| You can't build the next wheel without first getting a handle on how & why the existing wheels were built the way they were. Even CS undergrads start with toy operating systems that they fill in the parts for (adding a filesystem, writing a compiler for a toy language, etc). There's simply no better way to learn. > These students are obviously smarter than the average student, and therefore I would expect more of them, like inventing new OS concepts instead of mimicking age-old designs. You can disagree but here are the facts: 1. The students completed the task. 2. The professor had intentionally built slack into the schedule to let ambitious students take this further to play around with the tools & their knowledge to try doing creative things. 3. The students used this to recruit others students to form a larger team around a more ambitious end goal 4. Self-organized to distribute work & build a schedule that minimized interdependencies 5. Completed their goal. Aside from the technical stuff, these all sound like valuable soft skills that were learned/applied in addition to the technical achievement. I'd say both the professor & students did a good job here. What's hard for me to say is what year this is. In my old engineering school there was a final project in years 3 & 4. Your team would pick some kind of vague final project (with consultation from your teacher), you'd get a budget for materials + connections to companies/vendors for sponsorship, & then go about building your concept. That's a bit more complex than this but also lasts 1.5 years and happens largely outside of school. This blog post is about a project done within the context of 1 subject AFAICT. That makes it way more impressive. Students at this level simply don't yet (at least generally) have the experience nor a good understanding of the space to understand what are more significant problems to go tackle.
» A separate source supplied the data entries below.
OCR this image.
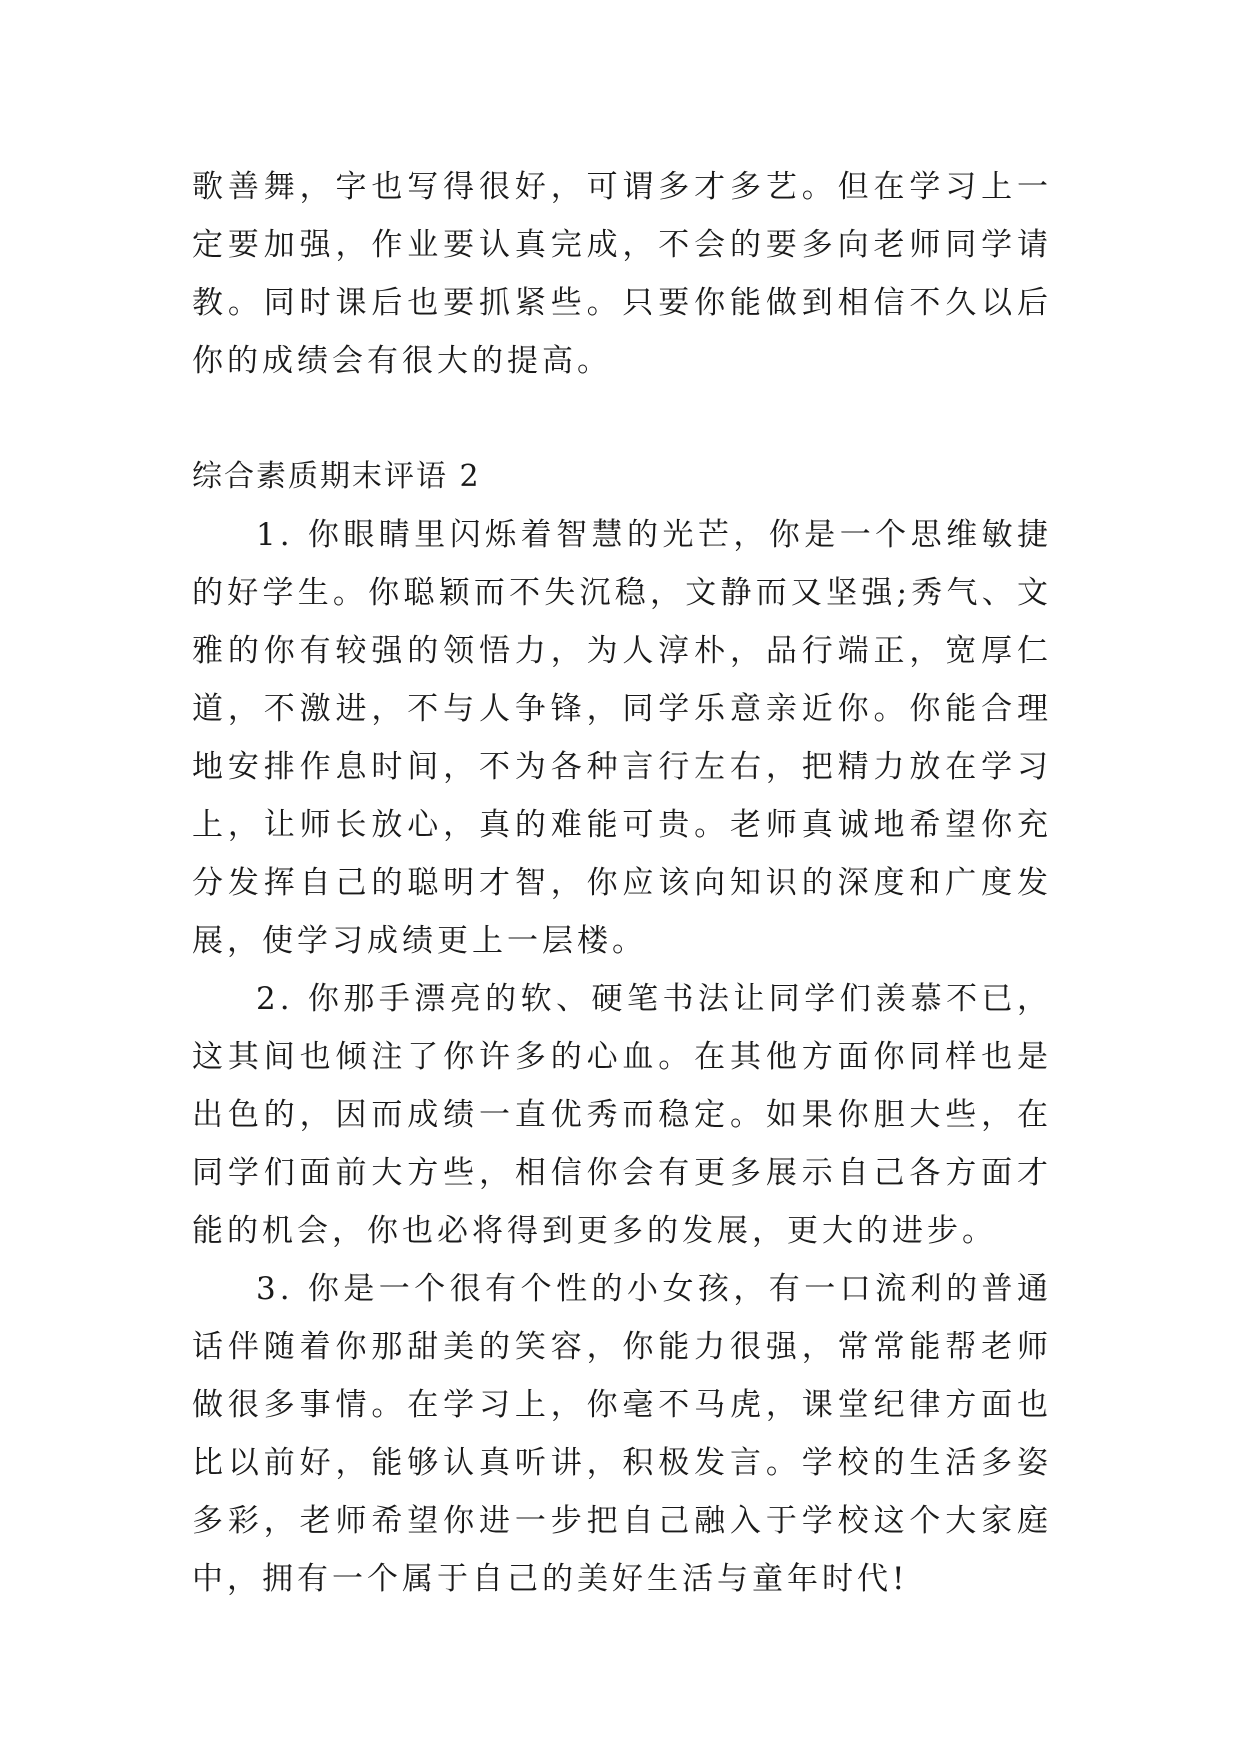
歌善舞，字也写得很好，可谓多才多艺。但在学习上一定要加强，作业要认真完成，不会的要多向老师同学请教。同时课后也要抓紧些。只要你能做到相信不久以后你的成绩会有很大的提高。

综合素质期末评语 2

1. 你眼睛里闪烁着智慧的光芒，你是一个思维敏捷的好学生。你聪颖而不失沉稳，文静而又坚强;秀气、文雅的你有较强的领悟力，为人淳朴，品行端正，宽厚仁道，不激进，不与人争锋，同学乐意亲近你。你能合理地安排作息时间，不为各种言行左右，把精力放在学习上，让师长放心，真的难能可贵。老师真诚地希望你充分发挥自己的聪明才智，你应该向知识的深度和广度发展，使学习成绩更上一层楼。

2. 你那手漂亮的软、硬笔书法让同学们羡慕不已，这其间也倾注了你许多的心血。在其他方面你同样也是出色的，因而成绩一直优秀而稳定。如果你胆大些，在同学们面前大方些，相信你会有更多展示自己各方面才能的机会，你也必将得到更多的发展，更大的进步。

3. 你是一个很有个性的小女孩，有一口流利的普通话伴随着你那甜美的笑容，你能力很强，常常能帮老师做很多事情。在学习上，你毫不马虎，课堂纪律方面也比以前好，能够认真听讲，积极发言。学校的生活多姿多彩，老师希望你进一步把自己融入于学校这个大家庭中，拥有一个属于自己的美好生活与童年时代!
From what I've seen you usually start that journey as a masters/PhD student. |
Jp uni students typically write a thesis in the fourth/final year (is it called senior in the US?). This project is for the third year (junior in the US?). Probably there is also a difference between a (e.g. mechanical) engineering and a CS department. A typical CS conference paper does not need 1.5 year from initiation to publication, while I understand a mech work will need a lot more time. I moved from B.Eng to CS. With a proper guidance that lets a student focus on a particular subject (a research theme is given by the advisor), they do incredible work, although they may not have a broader view of the research field yet.
> These students are obviously smarter than the average student,
And yes these national university students are the top brains of the country. BTW, I am very sad that typical Japanese corporate organization basically rejects them as they are too smart and do not fit in their age-based structure. The author is in Microsoft anyways.